Die Königsklasse ist dann aber die U-Bahn. Einerseits ein Transportmittel, das ich keinesfalls missen möchte in der Bundeshauptstadt, andererseits der Ort an dem ich mir vorstelle, so muss es sein, wenn die Katholiken von der Hölle sprechen.
Beim U-Bahn fahren da gibt es ein paar ungeschriebene Regeln, die man beachten sollte:

1.) Wenn du nicht zwingend darauf angewiesen bist, fahr um Himmels Willen nicht in den Stoßzeiten. Der Körperkontakt den wir schon aus der 6er Bim kennen ist da noch das geringste Übel. U-Bahn Rush Hour ist Krieg, Weltkrieg. Da gibt es kein Gesetz, da herrscht das Recht des stärkeren. Am besten stellst du dich mit dem Rücken zur Wand in eine Ecke und versuchst die Mischung aus übertrieben aufgetragenem Parfum, Schweiß, Alkohohldunst und Flatulenzen gekonnt zu ignorieren. Im Laufe der Zeit entwickelt man eine spezielle Atemtechnik, die an den Geschmacksrezeptoren vorbeiführt.

2.) Vergiss nie, niemals nicht, deine Ohrstöpsel oder Kopfhörer, wenn du nicht unbedingt die Lebenskrisen deiner Mitbürger mitfühlen willst. Da habe ich doch, ob du es glaubst oder nicht, schon mal eine Trennung+Versöhnung, abermalige Trennung+Versöhnung und abschließendem „Verreck du Scheißheisl!“ auf der Strecke Längenfeldgasse-Nussdorferstraße miterlebt. Das sind 17 MINUTEN!!!
Verpassen kannst du halt aber auch die sogenannten Altagspoeten, wenn du nix hörst. Der Wiener an sich ist nämlich ein Meister der kompakten Formulierung. Mein Favorit ist noch immer der adrette Herr mit Vokuhila und Feinripp, der während einer längeren Wartezeit in der Station den Kontext „Lieber Herr Ubahn Fahrer, warum stehen wir schon so lange in der Station? Gibt es ein Problem? Wann werden wir voraussichtlich weiterfahren?“, zusammengefasst hat in die Aussage „HEAST, wos iiiss?“

3.) Wenn jemand zwischen zwei Station hinter dir nervös bestimmt „Steiiiign Sieee auuus?“ in dein Gnack hineinhustet, dann ist das keine Frage. Es bedeutet viel mehr „Geh auf de Seitn du Trottel, I muass bei der nächsten ausse!“

4.) Ein komplett leerer U-Bahn Wagon, während alle Anderen gut gefüllt sind, ist KEINE glückliche Fügung des Schicksals.

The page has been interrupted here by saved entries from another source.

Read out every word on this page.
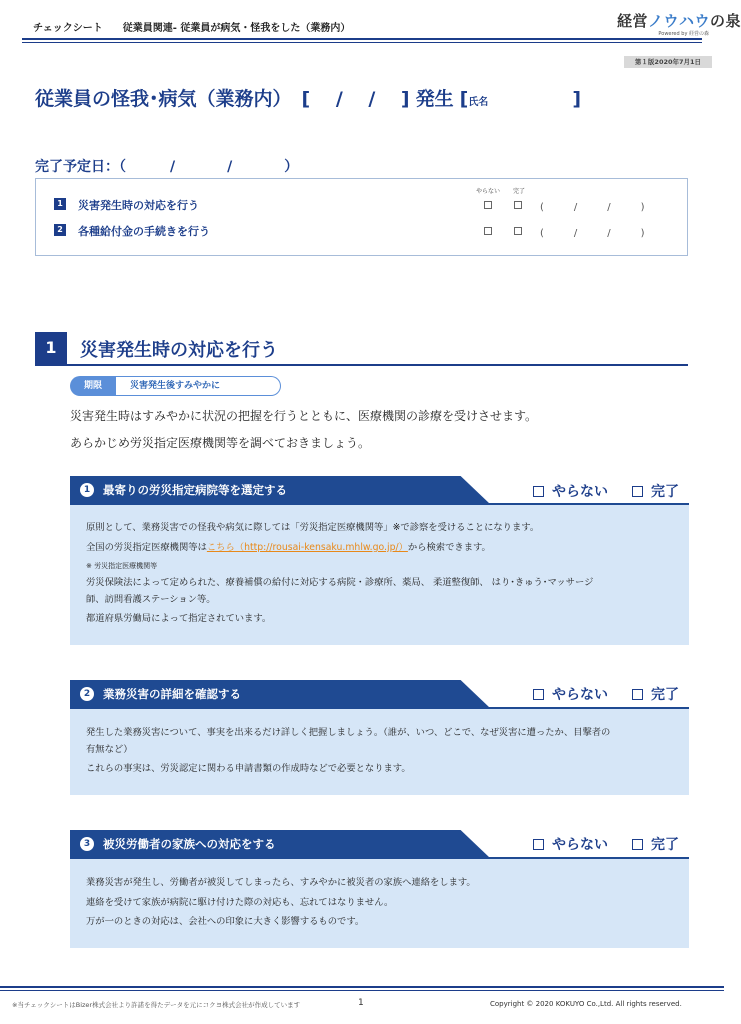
チェックシート 従業員関連- 従業員が病気・怪我をした（業務内）	経営ノウハウの泉
Powered by 経営の森
第１版2020年7月1日
従業員の怪我･病気（業務内） [　 /　 /　 ] 発生 [氏名	]
完了予定日：（　　/　　/　　）
やらない 完了
1 災害発生時の対応を行う	(　　　/　　　/　　　)
2 各種給付金の手続きを行う	(　　　/　　　/　　　)
1	災害発生時の対応を行う
期限	災害発生後すみやかに
災害発生時はすみやかに状況の把握を行うとともに、医療機関の診療を受けさせます。
あらかじめ労災指定医療機関等を調べておきましょう。
1	最寄りの労災指定病院等を選定する	やらない	完了
原則として、業務災害での怪我や病気に際しては「労災指定医療機関等」※で診察を受けることになります。
全国の労災指定医療機関等はこちら（http://rousai-kensaku.mhlw.go.jp/）から検索できます。
※ 労災指定医療機関等
労災保険法によって定められた、療養補償の給付に対応する病院・診療所、薬局、 柔道整復師、 はり･きゅう･マッサージ
師、訪問看護ステーション等。
都道府県労働局によって指定されています。
2	業務災害の詳細を確認する	やらない	完了
発生した業務災害について、事実を出来るだけ詳しく把握しましょう。（誰が、いつ、どこで、なぜ災害に遭ったか、目撃者の
有無など）
これらの事実は、労災認定に関わる申請書類の作成時などで必要となります。
3	被災労働者の家族への対応をする	やらない	完了
業務災害が発生し、労働者が被災してしまったら、すみやかに被災者の家族へ連絡をします。
連絡を受けて家族が病院に駆け付けた際の対応も、忘れてはなりません。
万が一のときの対応は、会社への印象に大きく影響するものです。
※当チェックシートはBizer株式会社より許諾を得たデータを元にコクヨ株式会社が作成しています	1	Copyright © 2020 KOKUYO Co.,Ltd. All rights reserved.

Es gibt Gründe. Ich möchte allen unerfahrenen Lesern diese Erfahrung aber nicht vorab nehmen. Daher werd ich das hier nicht näher erläutern.

5.) Im Hochsommer steigt man ausschließlich in U-Bahn Garnituren ein, die gelbe Haltestangen haben in den Wagons. Das sind die mit Klimakaltgerät. Graue Stangen bedeuten Höllenfeuer. Merk dir das. Es ist wohl die wichtigste Regel, wenn du nicht nach zwei Stationen miachteln möchtest wie ein Iltis.

Zusätzlich gilt auch hier wieder mal das Karl Valentin Zitat „Der Mensch ist gut, nur die Leute sind schlecht“.
Soviele Brennnesseln gibts überhaupt gar nicht, mit denen du die Leute verdreschen möchtest, die das Prinzip „Zuerst Aussteigen lassen, dann einsteigen“ bewusst ignorieren, oder diejenigen, die alten gebrechlichen, oder schwangeren Leuten keinen Sitzplatz anbieten.

Alles in allem, ist das mit den Öffentlichen aber schon eine recht leiwandes Ding. Das Autofahren ist ja so gar nicht meins. Das ist aber eine andere Geschichte und ein anderer Blog Eintrag. Mit den Massentransportmitteln sind wir jetzt aber so ganz und gar noch nicht fertig. Weil es mich aber jetzt überhaupst gar nicht mehr freut, mach ich einen Zweiteiler aus diesem Blog und spar mir die Busse, die Schiffe und die Flugzeuge noch ein bisschen auf.